Zdalna praca na stacji KF
Podzielcie się doświadczeniem
Karol,
Od ponad pół roku używam RRC-1258IIs + TS-480, szczerze polecam wesoły

W moim obecnym QTH nie mam możliwości zainstalowania anten. Od czasu do czasu lubię "pokręcić gałą" i aby cokolwiek usłyszeć na KF postawiłem "protezę" anteny tzn. wielopasmowy helical typu HVU-8.
Poniżej 10Mhz mam zakłócenia na S9+ a w dodatku już następnego dnia po przykręceniu anteny sąsiedzi zaczęli skarżyć się, że mają problemy z internetem!! Jednym słowem porażka.
Wszyscy mieszkający w dużych skupiskach znają ten ból, gdy po włączeniu trx-a z głośnika wydobywa się warkot, słychać wszystkie przetwornice i żarówki energooszczędne z okolicy.

A teraz... jest ciszaaaa!

Działają wszystkie funkcje TS480, nawet ta podstawowa włącz/wyłacz. Pełna kontrola.
Pomiędzy radiem a panelem w linii prostej jest ponad 300km. Na ucho opóźnienie audio to jakieś 300-500ms.
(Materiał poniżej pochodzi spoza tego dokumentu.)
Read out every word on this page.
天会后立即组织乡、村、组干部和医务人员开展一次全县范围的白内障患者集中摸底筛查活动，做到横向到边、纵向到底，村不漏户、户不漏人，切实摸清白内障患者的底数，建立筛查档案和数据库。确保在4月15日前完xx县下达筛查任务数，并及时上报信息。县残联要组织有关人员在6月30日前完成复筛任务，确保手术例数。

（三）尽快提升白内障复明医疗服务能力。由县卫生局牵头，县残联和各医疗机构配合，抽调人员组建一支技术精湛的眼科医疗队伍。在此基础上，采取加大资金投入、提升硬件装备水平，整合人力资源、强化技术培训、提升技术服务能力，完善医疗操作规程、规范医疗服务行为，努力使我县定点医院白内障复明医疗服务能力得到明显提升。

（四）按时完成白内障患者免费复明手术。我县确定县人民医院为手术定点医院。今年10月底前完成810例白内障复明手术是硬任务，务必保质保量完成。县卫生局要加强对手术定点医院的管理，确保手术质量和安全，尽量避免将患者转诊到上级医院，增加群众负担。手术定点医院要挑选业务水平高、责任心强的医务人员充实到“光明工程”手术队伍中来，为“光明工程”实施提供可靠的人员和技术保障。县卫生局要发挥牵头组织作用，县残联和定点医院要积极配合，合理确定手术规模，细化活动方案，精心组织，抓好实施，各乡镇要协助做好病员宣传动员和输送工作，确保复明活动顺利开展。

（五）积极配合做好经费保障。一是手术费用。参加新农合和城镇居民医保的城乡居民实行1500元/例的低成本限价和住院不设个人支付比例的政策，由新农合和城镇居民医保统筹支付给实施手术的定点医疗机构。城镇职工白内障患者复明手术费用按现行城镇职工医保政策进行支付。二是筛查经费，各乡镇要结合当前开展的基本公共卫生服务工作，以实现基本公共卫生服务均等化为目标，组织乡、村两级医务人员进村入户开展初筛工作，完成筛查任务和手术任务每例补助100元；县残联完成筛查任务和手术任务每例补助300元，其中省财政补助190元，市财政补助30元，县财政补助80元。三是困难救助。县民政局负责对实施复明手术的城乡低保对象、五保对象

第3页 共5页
Po prostu rewelka.

Przy okazji, mam kilka pytań do Kolegów, znawców przepisów:

Co dokładnie oznacza, że operator powinien być przy radiostacji/obsługiwać radiostację lub inne równoważne określenia ?

Czy w przepisach (jakich?) jest zdefiniowana max dozwolona odległość pomiędzy operatorem a radiostacją (precyzyjnie w metrach)?

Jeśli jest zdefiniowana, to gdzie "zaczyna się" radiostacja?

Za ew. komentarze typu "google twoim przyjacielem jest" z góry bardzo dziękuję.